How are they to deliver targeted advertising?

[Skapare]

If these are the ISPs (as opposed to the visited web sites) doing the spying, then how are the advertising companies involved supposed to deliver the content? Are they going to use the same "deep packet" method to inject the advertising? If the advertising delivery is away from that deep packet inspection, then how do they identify which user was interested in penis enlargement products vs. which user was interested in replica watches? Or are the ISPs going to lock-in the IP address, now?

Listening in? Um, yeah.

[Perp+Atuitie]

Critics liken it to a phone company listening in on conversations.

Um, my ISP IS my phone company. If they can get away with reading my emails and stuff like this comment, what's to stop them from listening to my phone calls? We're really at a crossroads: either the law makes ISPs common carriers with no interest in, or control over, content like a real phone company, or we lose most of the potential of the communications tech revolution.

What's the difference

[Ernesto+Alvarez]

The difference is that in the first case, the data passes through a dumb machine that compresses, caches, etc. The result is cached like it is expected (RFC 2616 is pretty clear about that), even though it is done transparently. No need to keep logs about who downloaded what.

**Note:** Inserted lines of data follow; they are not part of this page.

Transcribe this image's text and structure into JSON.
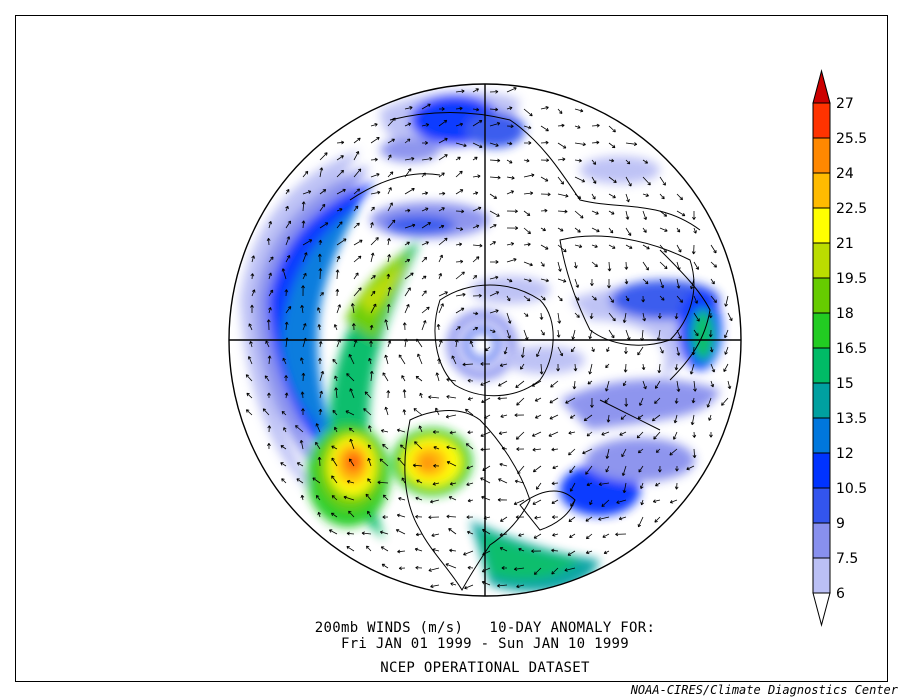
{
  "figure": {
    "title_line1": "200mb WINDS (m/s)   10-DAY ANOMALY FOR:",
    "title_line2": "Fri JAN 01 1999 - Sun JAN 10 1999",
    "dataset": "NCEP OPERATIONAL DATASET",
    "credit": "NOAA-CIRES/Climate Diagnostics Center"
  },
  "map": {
    "projection": "polar-stereographic-north",
    "variable": "200mb wind speed anomaly",
    "units": "m/s"
  },
  "colorbar": {
    "levels": [
      "27",
      "25.5",
      "24",
      "22.5",
      "21",
      "19.5",
      "18",
      "16.5",
      "15",
      "13.5",
      "12",
      "10.5",
      "9",
      "7.5",
      "6"
    ],
    "colors": [
      "#cc0000",
      "#ff3300",
      "#ff8800",
      "#ffbb00",
      "#ffff00",
      "#bbdd00",
      "#66cc00",
      "#22cc22",
      "#00bb66",
      "#00a0a0",
      "#0077dd",
      "#0033ff",
      "#3355ee",
      "#8890ee",
      "#bbc0f5",
      "#ffffff"
    ]
  }
}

In this case, the data is explicitly mined, by a company interested in building a profile of each user. It doesn't say it is limited to web traffic only, only that "Nor does NebuAd record a user's visits to pornography or gaming sites or a user's interests in sensitive subjects -- such as bankruptcy or a medical condition such as AIDS.", which I doubt both on technical grounds and because it is a market and someone will want to take advantage and "The company said it processes but does not look into packets of information that include e-mail or pictures." which I think is in contradiction with other parts of the article and even if they didn't, it's a matter of time before they do.

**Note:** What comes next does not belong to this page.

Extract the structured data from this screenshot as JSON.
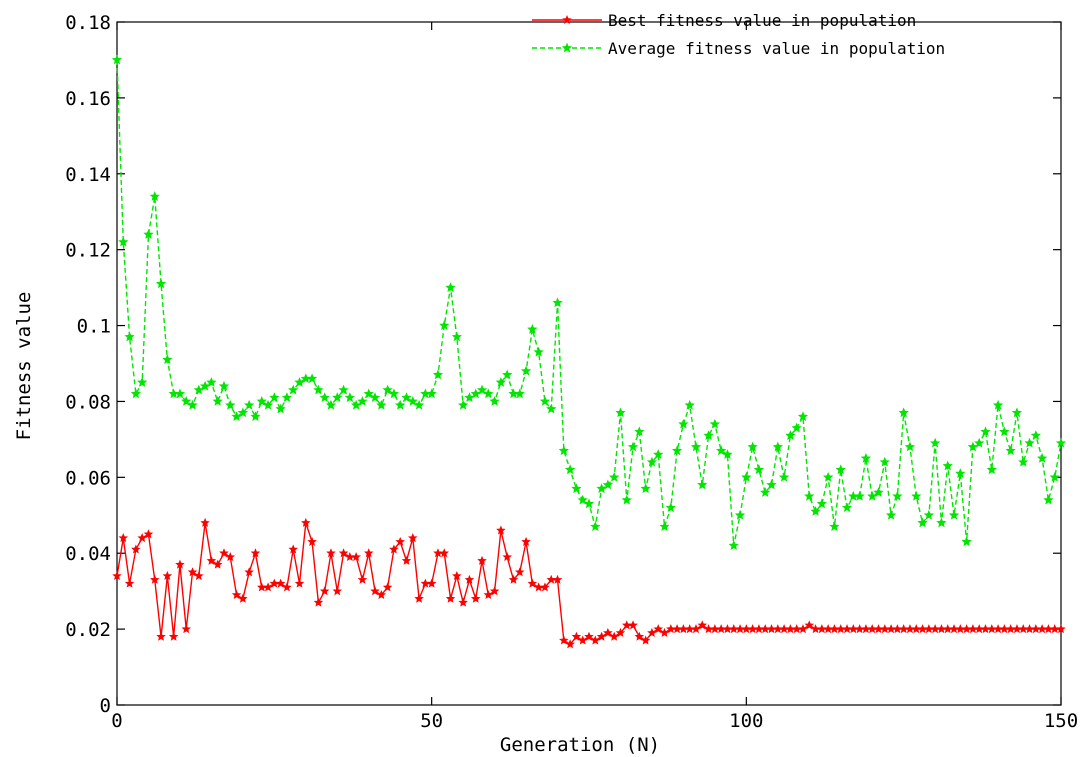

Basically, it's the intent that counts. The ISP can intercept everything they want because they're in the middle. When they start doing so for reasons that are not part of maintaining the communications as specified (like forwarding, maybe firewalling and proxying depending on the conditions), alarms should go off.

"Customer revolt"

[frdmfghtr]

FTA:

For all its promise, however, the service providers exploring and testing such services have largely kept quiet -- "for fear of customer revolt," according to one executive involved.

Guess what pal..the word is now out.

Ever get the feeling the the Internet just isn't worth it anymore?

Re:There should be a law

[nurb432]

We *do* need fewer laws. However, the ones that remain need to be effective and of value, and actually enforced.

The law to protect your right to privacy already exists, it just needs to be enforced. Creating more laws doesn't help with lack of enforcement of what is already there.

Re:Btw. is your ISP Knology?

[Shakrai]

Fedex and UPS DO do this.

Fedex and UPS open your packages to look at what you are shipping so they can sell that data to advertisers?

rather they're searching through it looking for things that look suspicious

Did you even bother to RTFA? Wait, dumb question around here. This has nothing to do with looking for 'suspicious activity'. The ISPs in question are allowing third-party companies to build profiles of their users by spying on their traffic in order to do targeted advertising.

Re:Slashbot hypocrisy once again

[ccguy]

So, it's bad and evil and wrong if a computer at your ISP reads all your packets for marketing research purposes, but when Slashdot's favourite pet company Google does the exact same thing with all your messages in Gmail, it's perfectly fine and justified?

Yes. You may use gmail or not, and if you do then you agree that they will use your email contents for advertisement.

No one authorized ISPs to inspect packets for any purpose.

However if they provided their service at the same price google offers gmail in exchange for authorization to inspect packets, I'm sure there would be lots of people willing to take the deal.

I think Slashbots need to get their kneejerks straight.

And I think whoever modded you insightful was on crack.